Explaining DiFi's ratings

Sara Nichols is fuming that the latest Field Poll shows DiFi so much more popular than Congress overall, and Speaker Nancy Pelosi in particular. She says how can this be, given, in her view, the fact that so many of Feinstein's more conservative positions are "out of the mainstream" of California voters.

But that's the answer. They're not. Democrats represent less than half of the electorate, and liberal Dems are less than half of that. Look at the spread of the numbers:

Feinstein has the approval of 74 percent of the Democrats, but she also has 39 percent of the Republicans and 49 percent of the independents.

Pelosi gets 56 percent from Democrats, and only 19 percent from Republicans and 36 percent from independents.
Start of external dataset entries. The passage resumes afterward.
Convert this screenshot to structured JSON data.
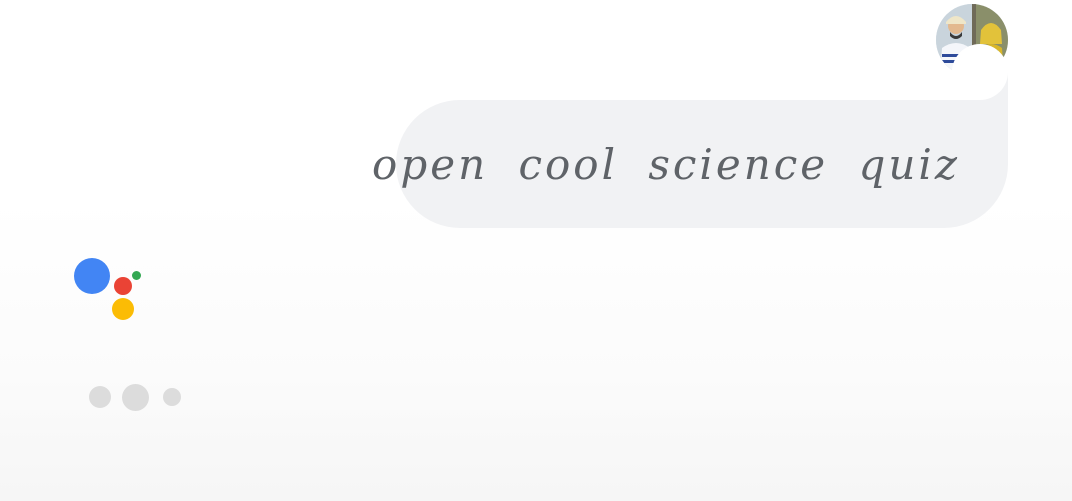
{
  "conversation": {
    "user_query": "open cool science quiz"
  },
  "user": {
    "avatar_icon": "user-avatar-photo"
  },
  "assistant": {
    "logo_icon": "google-assistant-logo",
    "logo_colors": {
      "blue": "#4285f4",
      "red": "#ea4335",
      "yellow": "#fbbc05",
      "green": "#34a853"
    },
    "status_icon": "typing-indicator-icon"
  },
  "colors": {
    "bubble_background": "#f1f2f4",
    "query_text": "#5f6368",
    "typing_dots": "#dcdcdc"
  }
}
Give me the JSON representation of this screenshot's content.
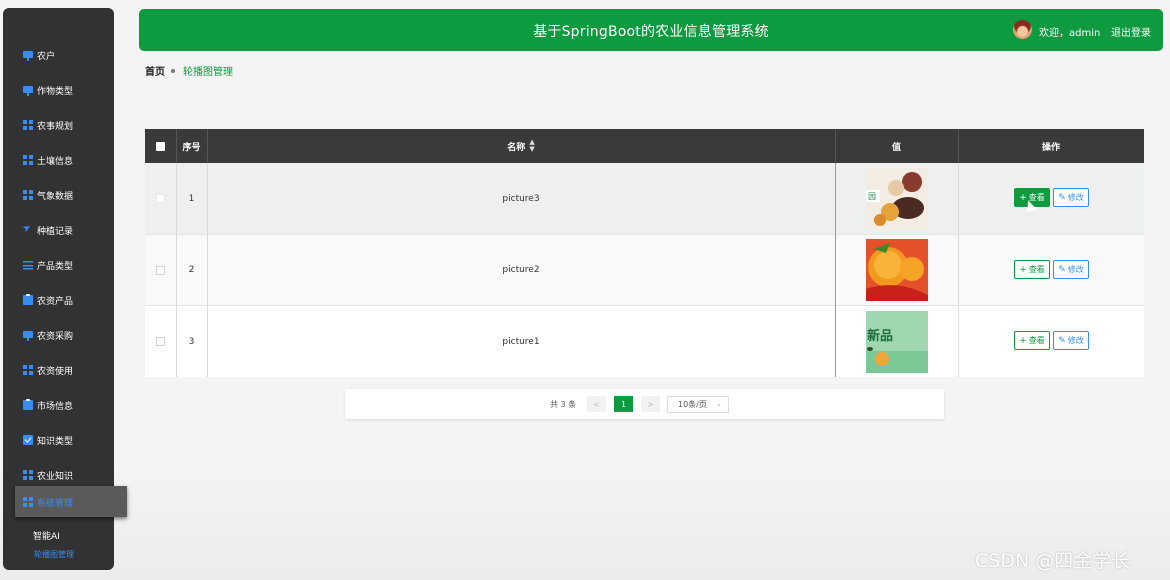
{
  "app": {
    "title": "基于SpringBoot的农业信息管理系统",
    "welcome": "欢迎，admin",
    "logout": "退出登录"
  },
  "sidebar": {
    "items": [
      {
        "label": "农户",
        "icon": "monitor-icon"
      },
      {
        "label": "作物类型",
        "icon": "monitor-icon"
      },
      {
        "label": "农事规划",
        "icon": "grid-icon"
      },
      {
        "label": "土壤信息",
        "icon": "grid-icon"
      },
      {
        "label": "气象数据",
        "icon": "grid-icon"
      },
      {
        "label": "种植记录",
        "icon": "send-icon"
      },
      {
        "label": "产品类型",
        "icon": "sliders-icon"
      },
      {
        "label": "农资产品",
        "icon": "clipboard-icon"
      },
      {
        "label": "农资采购",
        "icon": "monitor-icon"
      },
      {
        "label": "农资使用",
        "icon": "grid-icon"
      },
      {
        "label": "市场信息",
        "icon": "clipboard-icon"
      },
      {
        "label": "知识类型",
        "icon": "check-icon"
      },
      {
        "label": "农业知识",
        "icon": "grid-icon"
      }
    ],
    "active": {
      "label": "系统管理",
      "icon": "grid-icon"
    },
    "sub_items": [
      {
        "label": "智能AI"
      },
      {
        "label": "轮播图管理"
      }
    ],
    "accent_color": "#3a8df0"
  },
  "breadcrumb": {
    "home": "首页",
    "current": "轮播图管理"
  },
  "table": {
    "headers": {
      "index": "序号",
      "name": "名称",
      "value": "值",
      "actions": "操作"
    },
    "rows": [
      {
        "index": "1",
        "name": "picture3",
        "image": "food-collage"
      },
      {
        "index": "2",
        "name": "picture2",
        "image": "orange-chili"
      },
      {
        "index": "3",
        "name": "picture1",
        "image": "new-product-banner",
        "image_text": "新品"
      }
    ],
    "view_label": "查看",
    "edit_label": "修改"
  },
  "pagination": {
    "total": "共 3 条",
    "prev": "<",
    "current_page": "1",
    "next": ">",
    "page_size": "10条/页"
  },
  "watermark": "CSDN @四金学长",
  "colors": {
    "primary_green": "#0e9a3e",
    "header_dark": "#3a3a3a",
    "sidebar_bg": "#323232"
  }
}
So while Nichols is peeved at Pelosi for not being liberal enough, it's a good bet that most Republicans and independents see the speaker as too partisan, and too polarizing. If Pelosi were to satisfy Nichols by bashing Bush more often and trying to pass left-wing legislation, the speaker would be even less popular among Republicans and independents, and her approval rating would probably fall even further.
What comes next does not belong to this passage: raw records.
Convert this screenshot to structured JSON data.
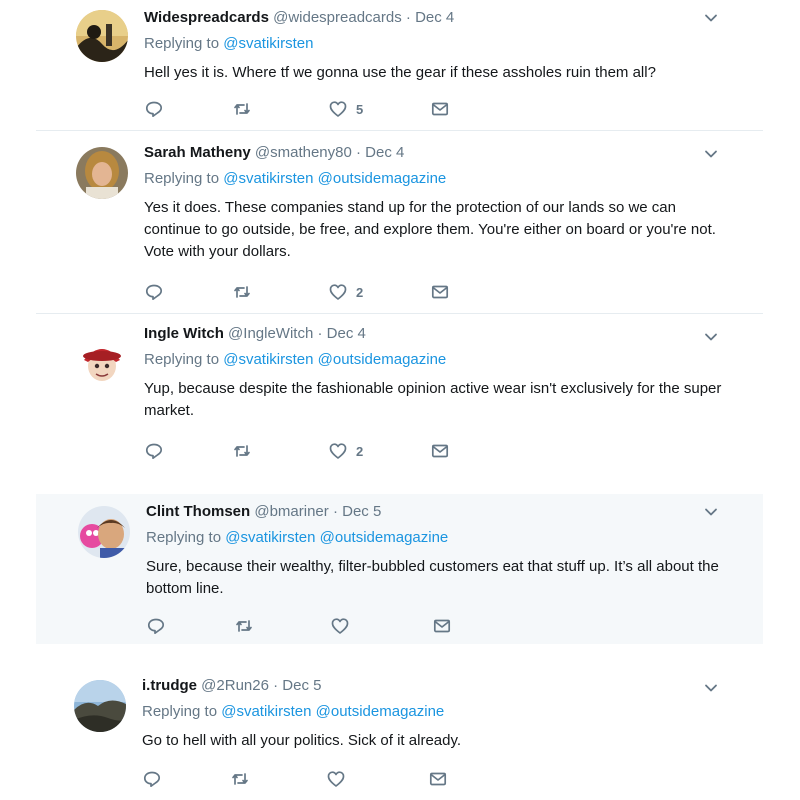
{
  "tweets": [
    {
      "name": "Widespreadcards",
      "handle": "@widespreadcards",
      "separator": "·",
      "date": "Dec 4",
      "replying_to": "Replying to",
      "mentions": [
        "@svatikirsten"
      ],
      "text": "Hell yes it is. Where tf we gonna use the gear if these assholes ruin them all?",
      "like_count": "5",
      "highlighted": false
    },
    {
      "name": "Sarah Matheny",
      "handle": "@smatheny80",
      "separator": "·",
      "date": "Dec 4",
      "replying_to": "Replying to",
      "mentions": [
        "@svatikirsten",
        "@outsidemagazine"
      ],
      "text": "Yes it does. These companies stand up for the protection of our lands so we can continue to go outside, be free, and explore them. You're either on board or you're not. Vote with your dollars.",
      "like_count": "2",
      "highlighted": false
    },
    {
      "name": "Ingle Witch",
      "handle": "@IngleWitch",
      "separator": "·",
      "date": "Dec 4",
      "replying_to": "Replying to",
      "mentions": [
        "@svatikirsten",
        "@outsidemagazine"
      ],
      "text": "Yup, because despite the fashionable opinion active wear isn't exclusively for the super market.",
      "like_count": "2",
      "highlighted": false
    },
    {
      "name": "Clint Thomsen",
      "handle": "@bmariner",
      "separator": "·",
      "date": "Dec 5",
      "replying_to": "Replying to",
      "mentions": [
        "@svatikirsten",
        "@outsidemagazine"
      ],
      "text": "Sure, because their wealthy, filter-bubbled customers eat that stuff up. It’s all about the bottom line.",
      "like_count": "",
      "highlighted": true
    },
    {
      "name": "i.trudge",
      "handle": "@2Run26",
      "separator": "·",
      "date": "Dec 5",
      "replying_to": "Replying to",
      "mentions": [
        "@svatikirsten",
        "@outsidemagazine"
      ],
      "text": "Go to hell with all your politics. Sick of it already.",
      "like_count": "",
      "highlighted": false
    }
  ],
  "icons": {
    "reply": "reply-icon",
    "retweet": "retweet-icon",
    "like": "heart-icon",
    "message": "envelope-icon",
    "more": "chevron-down-icon"
  },
  "colors": {
    "link": "#1b95e0",
    "secondary_text": "#657786",
    "highlight_bg": "#f5f8fa",
    "divider": "#e6ecf0"
  }
}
Nichols does make a good point when she asks, by implication, why even strong liberals rate Feinstein (71-15) higher than Pelosi (61-16). Here I think Pelosi does lose ground because she's not been as partisan as her backers had hoped, while even strong libs seem to simply respect Feinstein as an elder stateswoman of California politics and not hold her more conservative views against her. Their real favorite, however, is Barbara Boxer, who gets a stellar 77-6 approval rating from the far left slice of California's electorate.

Among voters describing themselves as "middle of the road," who make up about half the sample, Feinstein's approval rating is 59-24, while Boxer's is 51-28 and Pelosi's is 38-32.